IL-10 has emerged as a potent immunosuppressive cytokine by down-regulating the expression of Th1 cytokines and co stimulatory molecules and this gene is highly polymorphic. The association of the A to G substitution at position -1082 of the IL-10 gene promoter with increased transcription of IL-10 has been shown in vitro. The IL-10 genotype may influence predisposition to a number of solid tumors. Some studies have described an association between the IL-10-1082 G allele and decreased susceptibility to cancers (10,15). The mechanism for this may be via the ability of IL-10 to down-regulate synthesis of IL-1β,TNFa and vascular endothelial growth factor. However, other studies drew an opposite conclusion.One suggestive explanation for these intriguing findings is that IL-10 generally protects the host against inflammation after toxin-induced injury, but physiologically inadequate responses related to IL-10 after systemic injury may render the host susceptible to malignant change(Wanli et al., 2005).

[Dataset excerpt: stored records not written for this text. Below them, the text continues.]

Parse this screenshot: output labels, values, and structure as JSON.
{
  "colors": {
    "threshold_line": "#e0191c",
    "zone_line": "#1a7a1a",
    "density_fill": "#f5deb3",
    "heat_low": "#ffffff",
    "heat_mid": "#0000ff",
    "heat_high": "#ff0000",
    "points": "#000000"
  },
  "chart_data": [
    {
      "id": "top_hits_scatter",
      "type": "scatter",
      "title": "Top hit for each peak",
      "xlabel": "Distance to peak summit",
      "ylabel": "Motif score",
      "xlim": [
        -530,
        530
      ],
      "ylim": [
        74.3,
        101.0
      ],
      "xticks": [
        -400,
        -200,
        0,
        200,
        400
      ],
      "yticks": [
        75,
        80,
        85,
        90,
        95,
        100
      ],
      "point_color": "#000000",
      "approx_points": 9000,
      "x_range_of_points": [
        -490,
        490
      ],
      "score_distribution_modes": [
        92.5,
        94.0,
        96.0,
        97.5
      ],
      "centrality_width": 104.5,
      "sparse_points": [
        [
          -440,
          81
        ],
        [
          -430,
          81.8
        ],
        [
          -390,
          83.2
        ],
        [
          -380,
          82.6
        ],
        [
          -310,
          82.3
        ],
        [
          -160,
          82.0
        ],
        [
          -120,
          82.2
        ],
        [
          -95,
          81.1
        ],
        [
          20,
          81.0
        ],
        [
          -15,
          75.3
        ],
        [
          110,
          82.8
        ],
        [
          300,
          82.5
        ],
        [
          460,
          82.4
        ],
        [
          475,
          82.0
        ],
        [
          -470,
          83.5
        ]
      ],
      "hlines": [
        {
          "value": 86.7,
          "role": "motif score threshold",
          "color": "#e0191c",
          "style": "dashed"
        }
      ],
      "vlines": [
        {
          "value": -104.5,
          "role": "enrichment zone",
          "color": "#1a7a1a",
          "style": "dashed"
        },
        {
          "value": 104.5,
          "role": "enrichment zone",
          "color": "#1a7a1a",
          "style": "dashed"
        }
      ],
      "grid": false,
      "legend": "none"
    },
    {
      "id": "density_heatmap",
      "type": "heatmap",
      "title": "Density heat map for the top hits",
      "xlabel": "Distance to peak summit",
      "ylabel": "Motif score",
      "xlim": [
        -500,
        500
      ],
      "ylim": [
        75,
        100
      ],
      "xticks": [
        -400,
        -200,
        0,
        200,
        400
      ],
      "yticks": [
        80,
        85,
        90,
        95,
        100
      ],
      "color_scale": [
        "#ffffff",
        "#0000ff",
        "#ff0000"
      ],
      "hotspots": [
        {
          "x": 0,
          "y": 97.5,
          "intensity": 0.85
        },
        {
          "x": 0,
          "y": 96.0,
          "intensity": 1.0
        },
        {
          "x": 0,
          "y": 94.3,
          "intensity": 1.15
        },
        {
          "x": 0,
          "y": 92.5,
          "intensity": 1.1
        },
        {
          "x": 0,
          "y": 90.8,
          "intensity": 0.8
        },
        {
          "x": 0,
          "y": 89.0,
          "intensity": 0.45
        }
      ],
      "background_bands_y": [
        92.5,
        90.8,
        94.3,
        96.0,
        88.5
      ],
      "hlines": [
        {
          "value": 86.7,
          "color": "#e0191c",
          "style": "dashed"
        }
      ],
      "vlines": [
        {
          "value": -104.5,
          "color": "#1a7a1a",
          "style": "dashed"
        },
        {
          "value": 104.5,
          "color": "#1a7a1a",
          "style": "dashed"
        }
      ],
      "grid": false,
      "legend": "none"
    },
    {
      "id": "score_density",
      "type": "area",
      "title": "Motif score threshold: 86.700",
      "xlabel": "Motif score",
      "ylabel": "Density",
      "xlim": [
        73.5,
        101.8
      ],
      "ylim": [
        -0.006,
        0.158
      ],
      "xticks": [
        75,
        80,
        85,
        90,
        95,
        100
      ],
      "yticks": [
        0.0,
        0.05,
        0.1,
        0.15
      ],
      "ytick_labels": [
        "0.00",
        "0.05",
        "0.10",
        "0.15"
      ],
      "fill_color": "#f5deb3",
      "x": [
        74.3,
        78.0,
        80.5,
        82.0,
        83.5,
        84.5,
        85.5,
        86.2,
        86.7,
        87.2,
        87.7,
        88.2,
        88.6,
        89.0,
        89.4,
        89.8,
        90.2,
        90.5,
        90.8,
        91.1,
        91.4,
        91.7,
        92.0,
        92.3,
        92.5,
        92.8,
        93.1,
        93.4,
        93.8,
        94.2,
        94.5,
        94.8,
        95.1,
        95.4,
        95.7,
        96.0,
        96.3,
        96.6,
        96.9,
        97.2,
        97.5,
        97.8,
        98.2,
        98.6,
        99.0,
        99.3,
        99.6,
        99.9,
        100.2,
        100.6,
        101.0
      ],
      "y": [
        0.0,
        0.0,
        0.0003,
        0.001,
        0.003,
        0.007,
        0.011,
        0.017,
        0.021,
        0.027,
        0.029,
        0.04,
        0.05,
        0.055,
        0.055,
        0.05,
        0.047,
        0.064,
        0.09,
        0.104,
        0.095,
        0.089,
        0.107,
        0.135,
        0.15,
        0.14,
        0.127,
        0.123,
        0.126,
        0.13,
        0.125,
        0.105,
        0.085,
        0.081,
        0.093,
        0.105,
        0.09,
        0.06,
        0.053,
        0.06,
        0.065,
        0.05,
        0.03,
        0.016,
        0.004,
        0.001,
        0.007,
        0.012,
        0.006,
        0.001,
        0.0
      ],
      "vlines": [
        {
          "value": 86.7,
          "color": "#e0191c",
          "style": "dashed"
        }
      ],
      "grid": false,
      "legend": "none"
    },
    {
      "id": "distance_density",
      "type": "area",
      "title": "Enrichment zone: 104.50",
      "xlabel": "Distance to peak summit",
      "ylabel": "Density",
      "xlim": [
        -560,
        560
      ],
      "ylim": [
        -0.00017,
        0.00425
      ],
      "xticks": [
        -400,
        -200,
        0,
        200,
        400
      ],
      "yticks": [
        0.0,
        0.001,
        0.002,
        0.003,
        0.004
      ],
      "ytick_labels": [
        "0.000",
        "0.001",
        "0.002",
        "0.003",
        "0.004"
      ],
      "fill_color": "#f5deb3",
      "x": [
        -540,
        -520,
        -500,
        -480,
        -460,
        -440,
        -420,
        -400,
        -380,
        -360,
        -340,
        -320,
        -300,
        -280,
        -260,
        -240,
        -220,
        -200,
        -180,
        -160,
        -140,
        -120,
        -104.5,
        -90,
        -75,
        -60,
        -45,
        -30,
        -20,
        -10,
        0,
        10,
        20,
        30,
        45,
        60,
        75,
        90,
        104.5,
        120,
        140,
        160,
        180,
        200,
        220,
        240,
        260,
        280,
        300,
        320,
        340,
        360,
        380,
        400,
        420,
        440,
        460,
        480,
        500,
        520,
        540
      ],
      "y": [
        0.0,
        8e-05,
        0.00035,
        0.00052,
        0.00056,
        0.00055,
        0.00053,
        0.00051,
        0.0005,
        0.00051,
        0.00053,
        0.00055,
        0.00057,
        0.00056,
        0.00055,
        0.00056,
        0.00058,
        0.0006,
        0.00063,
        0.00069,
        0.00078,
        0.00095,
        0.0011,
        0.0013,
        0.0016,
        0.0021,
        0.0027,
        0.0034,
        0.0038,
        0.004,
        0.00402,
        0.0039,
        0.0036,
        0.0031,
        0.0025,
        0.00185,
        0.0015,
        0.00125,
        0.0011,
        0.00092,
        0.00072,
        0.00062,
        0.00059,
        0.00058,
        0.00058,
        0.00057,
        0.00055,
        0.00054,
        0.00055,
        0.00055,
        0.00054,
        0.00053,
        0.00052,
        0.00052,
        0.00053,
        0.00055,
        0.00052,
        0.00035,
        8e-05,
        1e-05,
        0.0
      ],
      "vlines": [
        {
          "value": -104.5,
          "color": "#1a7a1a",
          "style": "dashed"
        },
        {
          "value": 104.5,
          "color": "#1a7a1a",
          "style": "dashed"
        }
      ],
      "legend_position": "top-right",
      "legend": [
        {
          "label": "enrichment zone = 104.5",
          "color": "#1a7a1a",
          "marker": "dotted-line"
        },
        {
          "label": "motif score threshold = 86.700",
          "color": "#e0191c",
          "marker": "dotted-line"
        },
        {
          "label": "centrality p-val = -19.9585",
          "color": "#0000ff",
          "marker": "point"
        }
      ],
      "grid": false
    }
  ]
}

IL-10 is also an important regulatory cytokine that is involved in many aspects of the immune response, and it seems to dysregulate in human autoimmune(Llorente et al., 1995; Chai et al., 2005; Duan et al., 2005; Mekala et al., 2005), malignant(Luscher et al., 1994; Kamiya and Abe, 2003; Azar et al., 2004; Murtaand Miranda,2004; Chan et al., 2005; Guo et al., 2005) and infectious (Chung et al., 2005; Migita et al., 2005; Stoycheva et al., 2005)disease. IL-10 production has also been implicated in the tumorigenesis of various types of cancers (Pisa et al., 1992; Huang et al., 1995). IL-10 polymorphism has also been extensively studied and reported to be associated with other cancers and diseases. Stratifying for race, patients with gastric cancer had a significantly lower frequency of AA and higher frequency AG than non cancer patients among Asians (Yong et al.,2008).

Conclusion

Our results suggest that A allele of IL-10 gene is an important genetic risk factor for Gastric cancer in the North Indian population from ethnic Kashmiri population.